GST is on the rise in the UK, as the economy continues to strengthen and unemployment remains low.
The Government has announced a one-off hike of 5% to 8.5%, which is “very welcome” as it “will bring the total tax increase in the next five years up to 6.2%”.
The Government also announced a three-year increase of 6.9% for goods and services.
This is also a welcome change, said the Government.
But there are still concerns that the tax rise will hit low-income households the hardest.
“The Government has set the new rate at an already very low level.
There are some who believe that it is too low,” said one official.
However, the official said that while the Government is taking a hard line on this, there is “no evidence” to suggest that the increase will hit many low- and middle-income earners particularly hard.
“It’s still too early to tell whether this will actually hit low income earners,” he said.
The increase will apply to goods and service tax (GST), which will rise from 1 April to 2 April 2019.
In contrast, the increase for the indirect tax rate, which is the main source of revenue for many governments, will not change.
“In the UK and around the world, there has been a steady increase in tax revenue, particularly from VAT and income tax, but the Government’s decision to increase the rate of tax by a significant amount in 2018 will have a major impact on those who have to pay it,” said Mr Brown, who also serves as a Treasury spokesperson.
“We want to make sure we have an overall well-functioning and effective tax system, so that low-to-middle-income families can pay their fair share.”
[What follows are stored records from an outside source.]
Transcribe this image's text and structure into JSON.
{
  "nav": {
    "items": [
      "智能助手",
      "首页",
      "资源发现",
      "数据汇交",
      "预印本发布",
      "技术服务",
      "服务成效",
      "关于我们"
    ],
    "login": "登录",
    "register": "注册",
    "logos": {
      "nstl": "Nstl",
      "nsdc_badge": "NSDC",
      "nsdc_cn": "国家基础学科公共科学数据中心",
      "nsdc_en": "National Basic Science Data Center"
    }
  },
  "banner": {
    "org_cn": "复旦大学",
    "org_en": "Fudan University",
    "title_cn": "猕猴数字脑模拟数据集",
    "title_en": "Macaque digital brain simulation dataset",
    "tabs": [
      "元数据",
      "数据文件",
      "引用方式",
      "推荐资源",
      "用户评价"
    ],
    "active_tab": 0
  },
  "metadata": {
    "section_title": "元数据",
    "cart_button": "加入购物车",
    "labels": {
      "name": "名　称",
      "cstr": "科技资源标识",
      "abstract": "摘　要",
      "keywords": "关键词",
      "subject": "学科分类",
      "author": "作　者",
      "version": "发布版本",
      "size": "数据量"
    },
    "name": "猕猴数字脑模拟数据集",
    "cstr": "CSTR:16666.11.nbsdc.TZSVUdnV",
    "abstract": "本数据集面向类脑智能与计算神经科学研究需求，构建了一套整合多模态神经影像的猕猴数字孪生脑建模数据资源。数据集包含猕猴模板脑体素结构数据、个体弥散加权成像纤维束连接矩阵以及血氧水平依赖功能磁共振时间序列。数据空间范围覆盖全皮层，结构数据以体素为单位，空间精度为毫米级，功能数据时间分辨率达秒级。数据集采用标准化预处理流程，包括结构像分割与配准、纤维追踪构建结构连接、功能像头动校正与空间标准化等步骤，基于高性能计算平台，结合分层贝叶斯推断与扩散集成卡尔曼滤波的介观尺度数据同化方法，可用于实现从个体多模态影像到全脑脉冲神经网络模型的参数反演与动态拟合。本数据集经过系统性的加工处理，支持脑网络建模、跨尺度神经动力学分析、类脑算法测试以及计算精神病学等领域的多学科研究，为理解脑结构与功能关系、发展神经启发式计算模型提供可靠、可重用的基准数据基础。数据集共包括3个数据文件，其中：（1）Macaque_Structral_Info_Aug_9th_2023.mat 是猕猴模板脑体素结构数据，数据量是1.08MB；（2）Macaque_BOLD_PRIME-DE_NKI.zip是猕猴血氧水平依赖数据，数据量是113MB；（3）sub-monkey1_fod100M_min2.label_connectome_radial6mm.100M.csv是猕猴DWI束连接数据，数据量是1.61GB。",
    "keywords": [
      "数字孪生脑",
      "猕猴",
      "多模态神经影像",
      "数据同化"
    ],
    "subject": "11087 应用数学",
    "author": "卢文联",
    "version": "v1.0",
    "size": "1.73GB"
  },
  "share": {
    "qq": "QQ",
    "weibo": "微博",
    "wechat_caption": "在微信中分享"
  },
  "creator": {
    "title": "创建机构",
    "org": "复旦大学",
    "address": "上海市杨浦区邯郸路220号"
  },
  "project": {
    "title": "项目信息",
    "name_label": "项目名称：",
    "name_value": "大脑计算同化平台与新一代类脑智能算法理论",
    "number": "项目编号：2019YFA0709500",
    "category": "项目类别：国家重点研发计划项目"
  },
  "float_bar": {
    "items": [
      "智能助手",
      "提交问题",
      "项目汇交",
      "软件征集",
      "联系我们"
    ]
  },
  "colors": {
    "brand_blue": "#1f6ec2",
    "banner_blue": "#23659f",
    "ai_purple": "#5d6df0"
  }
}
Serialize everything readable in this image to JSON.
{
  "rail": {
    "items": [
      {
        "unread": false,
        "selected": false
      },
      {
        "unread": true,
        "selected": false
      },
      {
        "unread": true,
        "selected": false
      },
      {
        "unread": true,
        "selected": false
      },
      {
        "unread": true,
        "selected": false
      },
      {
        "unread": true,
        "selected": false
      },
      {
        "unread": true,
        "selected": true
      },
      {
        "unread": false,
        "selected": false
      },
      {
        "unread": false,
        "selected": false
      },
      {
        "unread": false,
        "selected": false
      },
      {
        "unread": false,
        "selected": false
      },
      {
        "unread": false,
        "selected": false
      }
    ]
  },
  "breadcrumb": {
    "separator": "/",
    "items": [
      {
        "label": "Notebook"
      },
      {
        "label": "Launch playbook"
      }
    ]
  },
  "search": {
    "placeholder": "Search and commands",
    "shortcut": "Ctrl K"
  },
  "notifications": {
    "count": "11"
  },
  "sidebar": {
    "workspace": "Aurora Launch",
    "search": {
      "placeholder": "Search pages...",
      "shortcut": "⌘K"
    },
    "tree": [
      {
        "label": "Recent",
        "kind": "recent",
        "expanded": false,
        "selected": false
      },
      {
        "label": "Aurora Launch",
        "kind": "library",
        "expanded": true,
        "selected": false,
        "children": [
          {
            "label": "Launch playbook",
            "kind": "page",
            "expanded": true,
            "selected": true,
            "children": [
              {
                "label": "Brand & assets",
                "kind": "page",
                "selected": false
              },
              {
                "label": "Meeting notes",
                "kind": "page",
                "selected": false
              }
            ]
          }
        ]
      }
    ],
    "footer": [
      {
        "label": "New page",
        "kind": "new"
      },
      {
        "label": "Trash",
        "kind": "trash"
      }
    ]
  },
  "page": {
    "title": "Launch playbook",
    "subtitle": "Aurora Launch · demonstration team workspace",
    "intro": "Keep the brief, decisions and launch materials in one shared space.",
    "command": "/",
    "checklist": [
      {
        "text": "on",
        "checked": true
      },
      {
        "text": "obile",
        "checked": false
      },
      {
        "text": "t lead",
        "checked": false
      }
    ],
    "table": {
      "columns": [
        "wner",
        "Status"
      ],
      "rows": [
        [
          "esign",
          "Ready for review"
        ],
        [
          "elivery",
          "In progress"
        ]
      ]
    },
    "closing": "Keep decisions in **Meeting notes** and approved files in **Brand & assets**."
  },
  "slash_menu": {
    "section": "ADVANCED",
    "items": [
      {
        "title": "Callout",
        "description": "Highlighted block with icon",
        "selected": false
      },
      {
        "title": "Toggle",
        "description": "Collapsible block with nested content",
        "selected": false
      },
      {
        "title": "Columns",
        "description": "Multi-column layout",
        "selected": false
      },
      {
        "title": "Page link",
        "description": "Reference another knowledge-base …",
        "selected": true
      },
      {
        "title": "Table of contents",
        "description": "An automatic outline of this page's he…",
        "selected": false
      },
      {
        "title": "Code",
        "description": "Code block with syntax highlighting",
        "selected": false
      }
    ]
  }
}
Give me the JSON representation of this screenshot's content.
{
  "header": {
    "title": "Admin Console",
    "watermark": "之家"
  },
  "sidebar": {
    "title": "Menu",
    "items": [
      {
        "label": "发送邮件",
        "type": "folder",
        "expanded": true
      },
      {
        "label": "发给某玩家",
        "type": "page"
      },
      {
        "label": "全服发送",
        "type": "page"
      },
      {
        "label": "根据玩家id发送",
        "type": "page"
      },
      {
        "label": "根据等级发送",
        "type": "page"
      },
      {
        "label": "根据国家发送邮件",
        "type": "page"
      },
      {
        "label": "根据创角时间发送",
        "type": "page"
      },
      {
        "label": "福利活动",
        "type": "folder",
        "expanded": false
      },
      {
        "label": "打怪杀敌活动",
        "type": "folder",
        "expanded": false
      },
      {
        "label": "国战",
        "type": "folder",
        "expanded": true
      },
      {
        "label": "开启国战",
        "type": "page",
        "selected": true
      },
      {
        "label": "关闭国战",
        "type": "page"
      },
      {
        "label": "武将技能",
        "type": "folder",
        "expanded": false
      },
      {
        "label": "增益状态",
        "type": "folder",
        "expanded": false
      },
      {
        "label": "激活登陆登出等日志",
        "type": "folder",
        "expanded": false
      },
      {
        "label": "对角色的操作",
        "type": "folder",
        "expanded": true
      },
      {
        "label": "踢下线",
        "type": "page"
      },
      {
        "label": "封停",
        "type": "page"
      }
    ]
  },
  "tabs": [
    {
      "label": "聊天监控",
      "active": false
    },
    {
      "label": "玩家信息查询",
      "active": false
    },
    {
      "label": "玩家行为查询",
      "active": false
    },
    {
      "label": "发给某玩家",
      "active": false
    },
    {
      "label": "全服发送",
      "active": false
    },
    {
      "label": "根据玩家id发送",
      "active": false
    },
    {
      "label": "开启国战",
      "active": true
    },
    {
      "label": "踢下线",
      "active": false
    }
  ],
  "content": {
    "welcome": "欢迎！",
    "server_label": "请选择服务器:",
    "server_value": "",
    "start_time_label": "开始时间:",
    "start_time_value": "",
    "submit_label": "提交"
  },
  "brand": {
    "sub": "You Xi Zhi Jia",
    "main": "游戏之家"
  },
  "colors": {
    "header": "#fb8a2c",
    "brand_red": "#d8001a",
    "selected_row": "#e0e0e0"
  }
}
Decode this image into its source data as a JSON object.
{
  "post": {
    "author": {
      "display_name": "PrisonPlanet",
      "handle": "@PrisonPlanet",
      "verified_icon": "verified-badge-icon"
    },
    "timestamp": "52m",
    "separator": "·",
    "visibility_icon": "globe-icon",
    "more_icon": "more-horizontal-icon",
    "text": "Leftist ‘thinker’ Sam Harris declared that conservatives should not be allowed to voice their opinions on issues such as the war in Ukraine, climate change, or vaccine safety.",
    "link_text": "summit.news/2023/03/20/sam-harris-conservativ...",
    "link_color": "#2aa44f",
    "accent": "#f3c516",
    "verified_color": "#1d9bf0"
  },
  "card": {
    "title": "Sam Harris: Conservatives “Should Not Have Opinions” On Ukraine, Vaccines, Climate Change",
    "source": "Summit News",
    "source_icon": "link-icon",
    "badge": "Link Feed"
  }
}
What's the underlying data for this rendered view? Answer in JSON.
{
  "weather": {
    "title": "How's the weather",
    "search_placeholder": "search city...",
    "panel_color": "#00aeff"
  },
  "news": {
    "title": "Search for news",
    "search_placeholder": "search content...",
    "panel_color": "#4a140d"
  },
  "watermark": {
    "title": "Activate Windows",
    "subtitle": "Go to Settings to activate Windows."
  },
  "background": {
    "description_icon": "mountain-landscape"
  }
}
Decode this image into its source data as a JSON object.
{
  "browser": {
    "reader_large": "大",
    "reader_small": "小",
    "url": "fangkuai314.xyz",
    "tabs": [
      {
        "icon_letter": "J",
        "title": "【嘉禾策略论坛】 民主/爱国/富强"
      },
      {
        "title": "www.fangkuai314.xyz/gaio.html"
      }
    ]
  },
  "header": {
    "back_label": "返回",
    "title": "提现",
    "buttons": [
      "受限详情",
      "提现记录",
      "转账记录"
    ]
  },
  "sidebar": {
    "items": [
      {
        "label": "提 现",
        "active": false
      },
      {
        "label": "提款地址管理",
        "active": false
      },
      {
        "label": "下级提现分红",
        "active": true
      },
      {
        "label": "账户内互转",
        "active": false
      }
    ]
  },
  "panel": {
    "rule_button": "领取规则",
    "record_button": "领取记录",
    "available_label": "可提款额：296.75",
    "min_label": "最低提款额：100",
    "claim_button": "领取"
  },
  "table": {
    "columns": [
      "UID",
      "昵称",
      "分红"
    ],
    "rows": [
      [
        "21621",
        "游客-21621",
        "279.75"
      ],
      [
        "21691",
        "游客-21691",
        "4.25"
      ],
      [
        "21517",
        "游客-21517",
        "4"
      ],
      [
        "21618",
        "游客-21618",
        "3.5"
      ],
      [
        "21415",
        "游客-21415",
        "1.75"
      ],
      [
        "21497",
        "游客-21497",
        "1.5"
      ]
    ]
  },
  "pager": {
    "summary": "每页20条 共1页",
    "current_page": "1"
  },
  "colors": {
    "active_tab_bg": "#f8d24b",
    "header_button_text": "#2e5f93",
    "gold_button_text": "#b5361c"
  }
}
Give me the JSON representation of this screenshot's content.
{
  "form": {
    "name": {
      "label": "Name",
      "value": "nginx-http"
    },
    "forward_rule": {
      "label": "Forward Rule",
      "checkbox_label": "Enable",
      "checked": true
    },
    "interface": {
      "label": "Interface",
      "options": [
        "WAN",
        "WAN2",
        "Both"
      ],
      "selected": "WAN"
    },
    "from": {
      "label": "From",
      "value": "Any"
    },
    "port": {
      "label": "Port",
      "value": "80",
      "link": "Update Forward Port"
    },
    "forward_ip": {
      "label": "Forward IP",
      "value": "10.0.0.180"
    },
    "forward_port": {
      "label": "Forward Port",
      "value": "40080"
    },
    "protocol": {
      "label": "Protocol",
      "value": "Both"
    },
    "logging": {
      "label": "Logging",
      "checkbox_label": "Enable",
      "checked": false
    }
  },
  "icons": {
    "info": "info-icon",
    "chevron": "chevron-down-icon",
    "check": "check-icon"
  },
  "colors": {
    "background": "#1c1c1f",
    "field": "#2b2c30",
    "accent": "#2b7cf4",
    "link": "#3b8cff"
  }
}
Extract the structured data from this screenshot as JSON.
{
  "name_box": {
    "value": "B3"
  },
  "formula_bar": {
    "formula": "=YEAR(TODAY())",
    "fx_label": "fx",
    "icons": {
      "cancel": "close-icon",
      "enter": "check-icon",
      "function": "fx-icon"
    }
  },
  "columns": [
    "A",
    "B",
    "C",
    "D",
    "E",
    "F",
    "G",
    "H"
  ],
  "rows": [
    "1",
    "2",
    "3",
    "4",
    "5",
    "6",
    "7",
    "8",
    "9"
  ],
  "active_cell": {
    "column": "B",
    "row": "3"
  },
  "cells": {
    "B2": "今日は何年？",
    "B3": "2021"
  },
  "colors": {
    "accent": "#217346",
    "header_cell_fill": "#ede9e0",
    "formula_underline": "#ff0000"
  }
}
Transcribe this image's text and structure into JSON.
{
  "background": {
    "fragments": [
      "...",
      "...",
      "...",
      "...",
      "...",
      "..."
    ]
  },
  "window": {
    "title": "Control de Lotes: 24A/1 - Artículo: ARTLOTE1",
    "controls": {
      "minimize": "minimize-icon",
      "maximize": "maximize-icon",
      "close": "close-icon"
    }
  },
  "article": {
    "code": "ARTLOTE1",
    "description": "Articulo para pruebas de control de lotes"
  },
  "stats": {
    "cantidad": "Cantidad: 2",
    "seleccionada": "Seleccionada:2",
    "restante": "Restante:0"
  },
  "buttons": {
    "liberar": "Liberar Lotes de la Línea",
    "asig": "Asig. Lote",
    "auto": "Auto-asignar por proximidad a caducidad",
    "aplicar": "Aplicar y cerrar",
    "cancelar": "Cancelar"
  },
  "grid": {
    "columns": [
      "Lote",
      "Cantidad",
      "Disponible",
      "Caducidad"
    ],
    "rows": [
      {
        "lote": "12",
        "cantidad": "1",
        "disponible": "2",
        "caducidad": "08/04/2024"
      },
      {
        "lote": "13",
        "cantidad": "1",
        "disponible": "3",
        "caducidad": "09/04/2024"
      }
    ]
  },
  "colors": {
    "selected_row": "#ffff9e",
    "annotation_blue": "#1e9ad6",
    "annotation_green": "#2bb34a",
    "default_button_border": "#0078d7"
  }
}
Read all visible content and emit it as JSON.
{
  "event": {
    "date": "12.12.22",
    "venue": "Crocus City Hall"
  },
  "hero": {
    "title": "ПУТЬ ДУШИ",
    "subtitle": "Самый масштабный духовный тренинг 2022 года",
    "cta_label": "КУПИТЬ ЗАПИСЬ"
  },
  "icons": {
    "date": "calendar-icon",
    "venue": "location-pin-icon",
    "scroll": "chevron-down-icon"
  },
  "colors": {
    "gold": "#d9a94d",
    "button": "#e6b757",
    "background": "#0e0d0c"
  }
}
Mr Brown said the government is also reviewing the way the Government treats people with mental health conditions, including those with a disability, who might be at risk of suffering financial hardship.
The move will also be welcomed by the Government, which has long been under pressure to reduce the burden of the Government-funded disability payments.
However the Government says it will continue to make it easier for people with disabilities to receive benefits, as it is a “fundamental principle of our society”.
In a statement, the Department of Health said the tax increase will bring the UK’s total tax rate to 6%.
However, it said: “It is important to stress that the Government has consistently stated that it does not aim to reduce tax revenue or to raise the deficit.”
This is in line with other countries that have introduced tax rises, including the US, Germany and France.
The announcement comes as the UK government prepares to hold its first-ever Budget.
The Chancellor, Philip Hammond, is due to address the House of Commons on Tuesday.
The budget is expected to be unveiled later in the day, but there are no details yet on what the Budget will contain.
In his speech, Mr Hammond will also outline plans for the economy, including plans to create up to 1,500,000 jobs over the next four years, and to cut the deficit.
“This Government has been working hard to get the economy back on track and make a real difference in people’s lives,” he will say.
“I want to thank everyone who worked tirelessly to make the economy grow, grow, and grow.”